SharePoint 2007/WCF Services Bug: “Object reference not set to an instance of an object.”

I just finished working through an issue with one of my customers. My customer had written a WCF service to kick off some custom actions on remote SharePoint servers, but they kept getting the old, “Object reference not set to an instance of an object” error. Personally, I love this one, because it’s so easy to debug: all you have to do is figure out which object was null. And why.

Ok, that was sarcasm. And not very well done, at that. Actually, I hate this error because it’s so vague, and because at least half the time I’ve seen it, the faulting method doesn’t actually contain the code that caused the root problem. It just happens to be where everything finally blew up. And in fact, that was the case here.

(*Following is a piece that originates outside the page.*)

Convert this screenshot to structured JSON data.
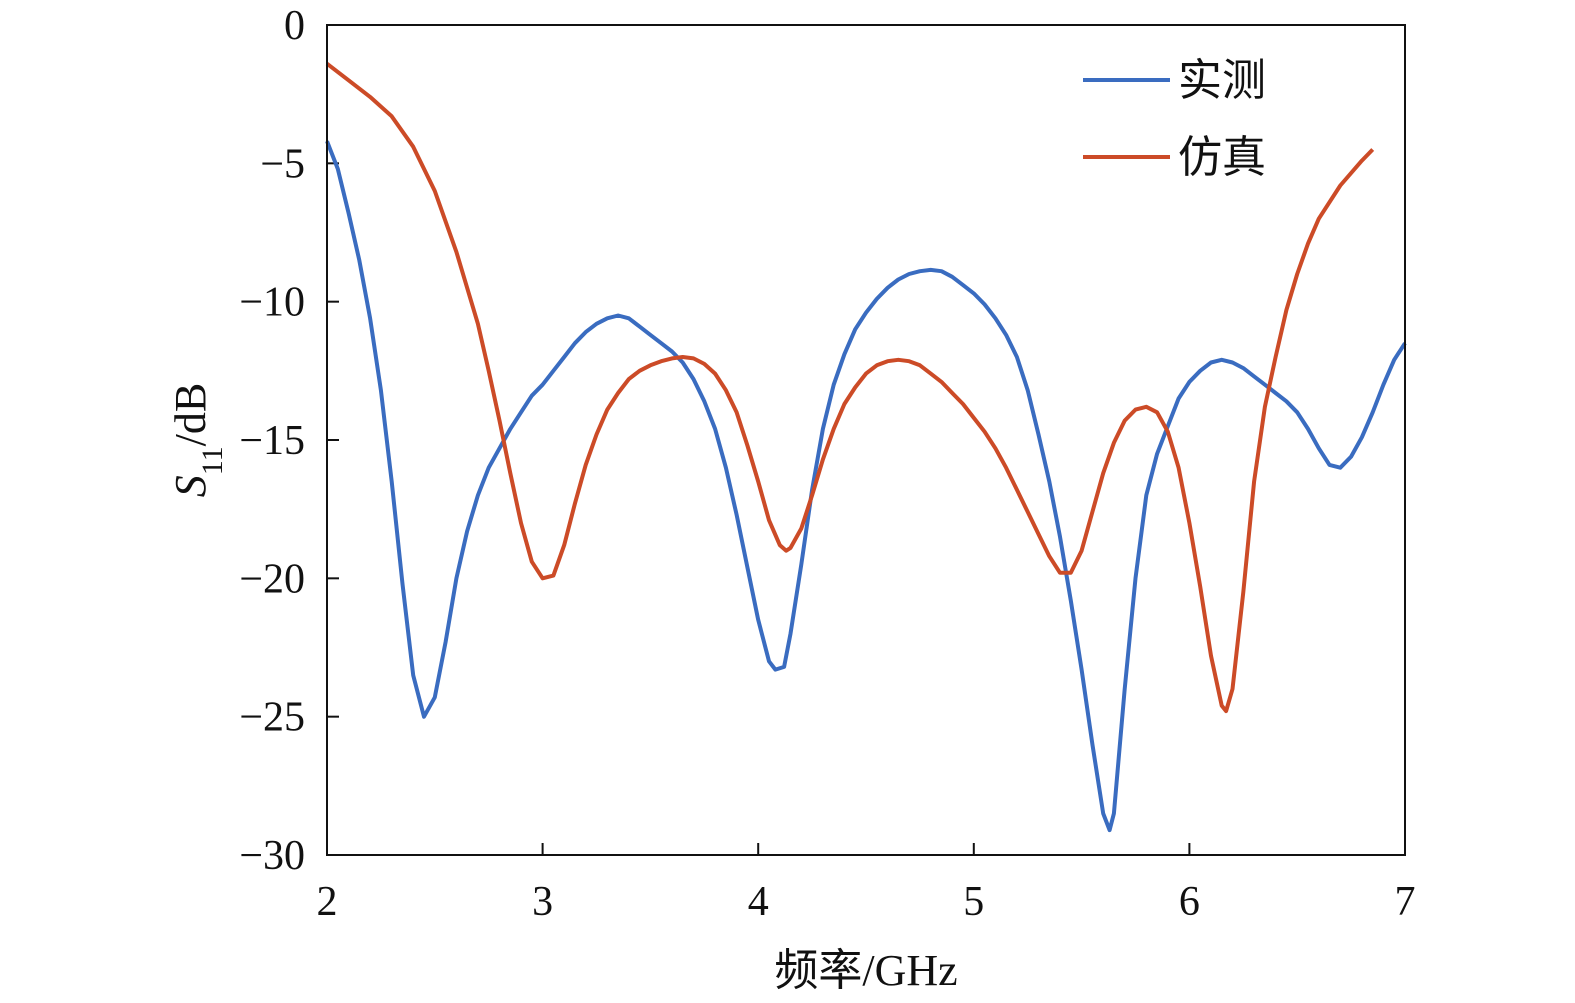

So that you don’t have to keep thinking to yourself, “Would you please just get to the point!?”, I’m going to give the solution, then the cause, and then I might go a little into the process of how we got there.

The Solution

There are a few possibilities (as always):

  1. Try turning off Verbose logging. This one doesn’t seem to always work, but in certain instances it does. Apparently, if Verbose logging is turned on, SharePoint uses one of the utility methods that we found had the bug related to using StackFrame and StackTrace.
    Now, to be clear: having Verbose logging turned on will not always cause this error. So, you may in fact find that in your code, you don’t have this problem at all. And hey, lucky you! In our brief testing, having Verbose logging turned on for some categories worked fine, while others resulted in the appearance of our friend the “Object reference” error. As the saying goes, YMMV.
  2. Don’t do it. Find an alternative. I hate that this is the answer, but we actually tried option number one and initially got it to work. With further testing, however, we hit the same error again, but this time caused by a separate utility method that did basically the same thing with StackTrace and StackFrame as the first method. And that was with Verbose logging turned off.

That’s it; really. You may get it to work, and please, please, please: if you did encounter this error and still found a way to make the WCF call work (well, the instantiation, actually; we had no trouble getting the WCF call to go through), please let me know how you did it.

Here are two alternatives:

  1. Use the SharePoint 2007 web service API, which is pretty robust.
  2. Use a standard web service hosted inside a SharePoint web app.

In this customer’s case, they wanted to do some special configuration magic that would have been much more difficult without the special configuration file they’d designed. So, they opted for creating a web service hosted inside one of the SharePoint web apps (I’m not going to give too many specifics about their architecture, but the point is that this option worked.) As I said, however, the SharePoint 2007 web service API is fairly robust. With some planning, you will probably be able to accomplish everything you want just by making use of it. A quick search on Bing will locate some really helpful resources for you, but for those pressed for time J, here are some samples:

The Cause

There is a documented bug in SharePoint 2007 with one of the utility methods. The method itself seem innocuous enough: all it does is list out the stack when asked using the .NET StackTrace and StackFrame objects. Unfortunately, due to various factors—most of which I’m not privy—these .NET objects may not be instantiated.

I think (and this is just presumption, which is why I italicized those two words) that StackTrace and StackFrame being null may be related to the fact that most SharePoint 2007 .NET code is just a series of wrappers for unmanaged COM code. Thus, I’m guessing (again, notice the italics) that the StackTrace and StackFrame objects are not instantiated in all circumstances. I mean, they’re not as fundamental as, for instance, the Object class. But I digress. Plus, I’m right at the edge of what I know and what I blatantly don’t, and if I tread any further, that will become painfully obvious.

In any case, due to some strangeness in how the SharePoint classes get instantiated when called by a WCF service, the StackTrace and StackFrame objects don’t get instantiated, but a couple of SharePoint utility methods that use them do get called. And since those utility methods don’t take into account the fact that StackTrace and/or StackFrame might not have been instantiated, they call methods on the null objects, causing the “Object reference…” error to be thrown.

Other Things We Tried

  • We started by making sure the WCF call was making it to the endpoint. Once we established that, we knew we would/should be able to rule that piece out. Besides, the error was happening in the SharePoint code, after a considerable amount of other code had already been called and run.
  • We noticed that the HttpContext and SPContext objects were null, and thought that might have something to do with it. We created context manually by creating an HttpRequest.
  • Since the error was happening inside custom feature-related code, we tried adjusting the settings to not activate any features. We still got the error, but now we could see it actually happening in the SharePoint utility class. This was almost more confusing, since our first thought was, “That doesn’t make any sense—it’s just a method in a utility class that displays StackTrace information. I guess the lesson here is not to overlook what’s right in front of you.

One of the oddest things was that we initially didn’t find any mention of this bug on the web. Actually, my customer was the one that found a brief mention of turning off Verbose logging while searching archived forum postings. This led us to search our internal bug database, where we found the SharePoint bug documented.

And just in case you’re hoping this might be fixed in SharePoint 2007, I’ll let you know that this particular bug was marked, “Postponed”. On the plus side, it is confirmed as fixed in SharePoint 2010.